Hier, Nicolas Sarkozy, ancien président de la République, a été condamné en première instance à cinq ans de prison avec exécution provisoire pour association de malfaiteurs, dans l’affaire du financement libyen de sa campagne. Dans le Code pénal français, cette notion est définie à l’article 450-1 : « Constitue une association de malfaiteurs tout groupement formé ou entente établie en vue de la préparation, caractérisée par un ou plusieurs faits matériels, d’un ou plusieurs crimes ou d’un ou plusieurs délits punis d’au moins cinq ans d’emprisonnement ».
Cette notion a une histoire tumultueuse. Créée en 1810 dans le Code pénal, elle est initialement définie ainsi, à l’article 265 : « Quiconque aura participé à une association formée ou à une entente établie en vue de la préparation, concrétisée par un ou plusieurs faits matériels, d’un ou de plusieurs crimes contre les personnes ou les biens, sera puni d’un emprisonnement de cinq à dix ans et pourra être interdit de séjour ».
La première modification qui lui est apportée provient de la loi dite « Sécurité et liberté » de février 1981, portée par Alain Peyrefitte, alors garde des Sceaux du gouvernement de Raymond Barre. Le texte transforme ce qui était alors une infraction en délit, jugé par un tribunal correctionnel et non une cour d’assises, et l’étend à la préparation de certains crimes et délits, comme le proxénétisme, les extorsions, ou encore les destructions par incendie.
Le délit d’association de malfaiteurs est supprimé par Robert Badinter en 1983
Mais en 1983, le délit d’association de malfaiteurs est supprimé du Code pénal par une loi portée par Robert Badinter, alors ministre de la Justice du gouvernement de Pierre Mauroy, sous la présidence de François Mitterrand. Cette disposition était considérée par la gauche comme « liberticide ».
Lors des débats dans l’hémicycle, la droite tente d’empêcher cette suppression, en vain. Alain Madelin, alors député, qui deviendra quelques années plus tard ministre du gouvernement de Jacques Chirac, défendait le délit d’association de malfaiteurs de la sorte : « Pour pouvoir caractériser l’infraction, on devra attendre l’ultime moment, celui où les malfaiteurs mettront leurs cagoules avant d’entrer dans la banque qu’ils veulent attaquer. […] Les dispositions en vigueur sont utiles dans la prévention de la grande criminalité, car elles n’obligent pas la police à attendre le commencement d’une action criminelle ou délictuelle pour agir ».

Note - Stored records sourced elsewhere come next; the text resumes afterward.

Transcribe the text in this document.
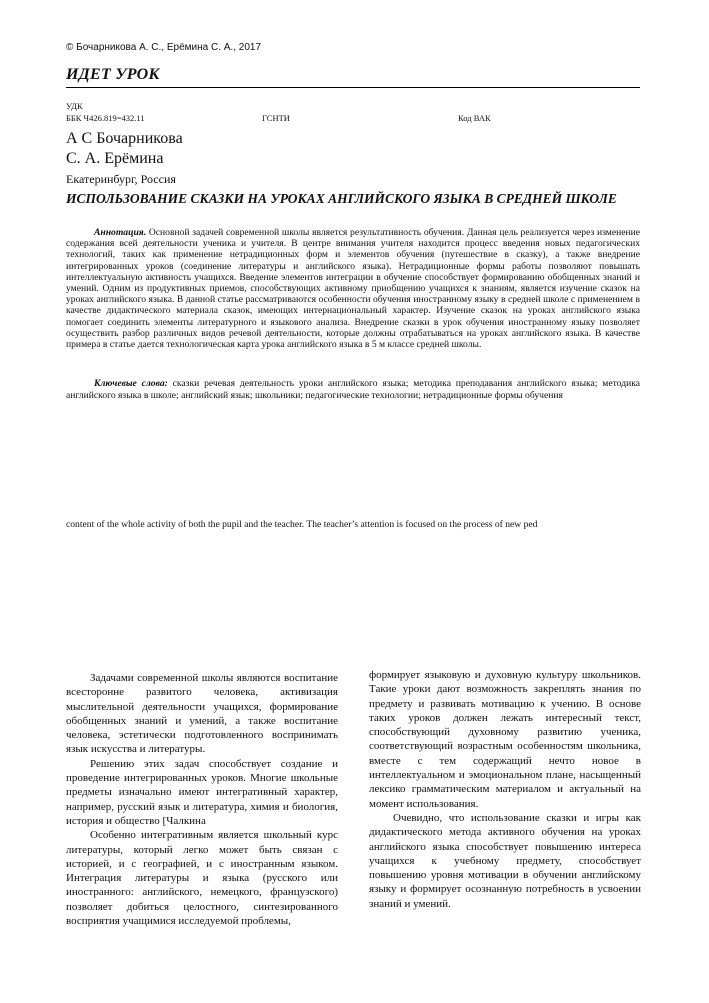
© Бочарникова А. С., Ерёмина С. А., 2017
ИДЕТ УРОК
УДК
ББК Ч426.819=432.11	ГСНТИ	Код ВАК
А С Бочарникова
С. А. Ерёмина
Екатеринбург, Россия
ИСПОЛЬЗОВАНИЕ СКАЗКИ НА УРОКАХ АНГЛИЙСКОГО ЯЗЫКА В СРЕДНЕЙ ШКОЛЕ

Аннотация. Основной задачей современной школы является результативность обучения. Данная цель реализуется через изменение содержания всей деятельности ученика и учителя. В центре внимания учителя находится процесс введения новых педагогических технологий, таких как применение нетрадиционных форм и элементов обучения (путешествие в сказку), а также внедрение интегрированных уроков (соединение литературы и английского языка). Нетрадиционные формы работы позволяют повышать интеллектуальную активность учащихся. Введение элементов интеграции в обучение способствует формированию обобщенных знаний и умений. Одним из продуктивных приемов, способствующих активному приобщению учащихся к знаниям, является изучение сказок на уроках английского языка. В данной статье рассматриваются особенности обучения иностранному языку в средней школе с применением в качестве дидактического материала сказок, имеющих интернациональный характер. Изучение сказок на уроках английского языка помогает соединить элементы литературного и языкового анализа. Внедрение сказки в урок обучения иностранному языку позволяет осуществить разбор различных видов речевой деятельности, которые должны отрабатываться на уроках английского языка. В качестве примера в статье дается технологическая карта урока английского языка в 5 м классе средней школы.

Ключевые слова: сказки речевая деятельность уроки английского языка; методика преподавания английского языка; методика английского языка в школе; английский язык; школьники; педагогические технологии; нетрадиционные формы обучения

content of the whole activity of both the pupil and the teacher. The teacher’s attention is focused on the process of new ped

Задачами современной школы являются воспитание всесторонне развитого человека, активизация мыслительной деятельности учащихся, формирование обобщенных знаний и умений, а также воспитание человека, эстетически подготовленного воспринимать язык искусства и литературы.

Решению этих задач способствует создание и проведение интегрированных уроков. Многие школьные предметы изначально имеют интегративный характер, например, русский язык и литература, химия и биология, история и общество [Чалкина

Особенно интегративным является школьный курс литературы, который легко может быть связан с историей, и с географией, и с иностранным языком. Интеграция литературы и языка (русского или иностранного: английского, немецкого, французского) позволяет добиться целостного, синтезированного восприятия учащимися исследуемой проблемы,

формирует языковую и духовную культуру школьников. Такие уроки дают возможность закреплять знания по предмету и развивать мотивацию к учению. В основе таких уроков должен лежать интересный текст, способствующий духовному развитию ученика, соответствующий возрастным особенностям школьника, вместе с тем содержащий нечто новое в интеллектуальном и эмоциональном плане, насыщенный лексико грамматическим материалом и актуальный на момент использования.

Очевидно, что использование сказки и игры как дидактического метода активного обучения на уроках английского языка способствует повышению интереса учащихся к учебному предмету, способствует повышению уровня мотивации в обучении английскому языку и формирует осознанную потребность в усвоении знаний и умений.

Le délit est rétabli en 1986 par le gouvernement Chirac
Quatre ans plus tard, profitant de la cohabitation, c’est le gouvernement de Jacques Chirac, via son ministre de la Justice Albin Chalandon, qui réintroduit cette notion dans le Code pénal. Elle y figure toujours depuis, même si elle a subi quelques modifications. En 1994, le Code pénal est toiletté, mais l’association de malfaiteurs reste définie dans les articles 450-1 à 450-3.
La dernière évolution de cette notion remonte à la loi visant à lutter contre le narcotrafic, de juin 2025. La peine encourue en cas d’association de malfaiteurs dans le but de commettre un crime est élargie, passant d’une peine correctionnelle pouvant aller jusqu’à dix ans, à une peine de quinze ans de réclusion criminelle. De plus, est dorénavant considéré comme « association de malfaiteurs » le fait de prêter son concours, même de manière occasionnelle, à une action criminelle.
En l’espèce, la définition qui s’applique dans le cas de Nicolas Sarkozy ne concerne pas ce dernier cas. Il s’agit bien de celle réintroduite par le gouvernement Chirac dans le Code pénal en 1986. C’est la première fois qu’elle concerne un ancien Président de la République.